The numbers may be even higher for German. I suggest you step up your activity index.

But then you may know a lot more words than is indicated at LingQ.

Yes, I think there are many words I simply have yet to stumble across. Very interesting (and motivating) to have a metric to work towards.

We’re considering changing the current numbers for English as well, as they don’t accurately reflect our levels in the Library nor realistic targets. We’re thinking of something like this:
Beginner 1 - 500
Beginner 2 - 1500
Intermediate 1 - 5000
Intermediate 2 - 10000
Advanced 1 - 17000
Advanced 2 - 25000

We would then just multiply these by the appropriate coefficient to get the targets for the other languages.

Alex and Mark are much gentler and kinder than I am, but I defer.

Ilya, the basic coefficients were taken from the number of unique words in Steve’s book across the languages. The results showed that the increase was not proportional, as we expected, but rather continued to increase exponentially at each progressive segment (10 chapters).

Thanks Alex,

And you seem to have the full Heap’s description for these unique words and the way to ‘measure’ the parameters of the description, in any language.
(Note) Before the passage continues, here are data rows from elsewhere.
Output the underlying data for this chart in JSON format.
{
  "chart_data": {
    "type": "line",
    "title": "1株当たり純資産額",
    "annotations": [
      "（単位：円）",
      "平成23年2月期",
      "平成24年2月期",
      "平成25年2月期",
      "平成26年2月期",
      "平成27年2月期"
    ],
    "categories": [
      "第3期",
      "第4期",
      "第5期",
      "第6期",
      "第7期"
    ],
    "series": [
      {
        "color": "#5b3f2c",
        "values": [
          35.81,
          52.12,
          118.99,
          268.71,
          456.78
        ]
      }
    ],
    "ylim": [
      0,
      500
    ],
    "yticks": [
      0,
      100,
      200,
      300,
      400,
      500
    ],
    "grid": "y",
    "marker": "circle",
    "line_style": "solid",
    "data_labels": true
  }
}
In particular, you can predict how the coefficients will increase farther, beyound where you have determined them, that is where someone where they are for lerners who accumulate a vocabulary of the size bigger than the Steve’s book.

One correction for a hypothetical reader of my formulas.

beta = - ( ln V_ref/V1)/ ln f1. (instead of the wrong - ln f1 * ln(V_Ref/V1) marked as the last (3) )

Here beta is the Heaps’s exponent for a language, V_rev is the vocabulary count in the entire reference, that is the entire Steve’s book in the language, ( for example V_ref = 6894), f1 is the non-dimentional fraction of the Steve’s book where you’d take the first vocabulary count (for example f1 = 0.3) and V1 is the value of that first vocabulary count (for example 1035).

“where they are for learners who accumulate a vocabulary of the size bigger than the Steve’s book.” => "where they will be for a learner who will have accumulated a vocabulary of the size bigger than in the Steve’s book.

Now the question arose over at HTLAL, and member ellasevia found these numbers (according to the CEFR scale):
"ENGLISH
A1: <1500
A2: 1500-2500
B1: 2750-3250
B2: 3250-3750
C1: 3750-4500
C2: 4500-5000

FRENCH
A1: 1160
A2: 1650
B1: 2422
B2: 2630
C1: 3212
C2: 3525

GREEK
A1: 1486
A2: 2237
B1: 3288
B2: 3956
[no numbers were given for C1 or C2 in Greek]"

(Source: CEFR, Numbers and Percentages? (Immersion, Schools & Certificates) Language Learning Forum )

I’m quite sure that the numbers above don’t include inflected words.

I suspect these are word families nit the way we count at LingQ.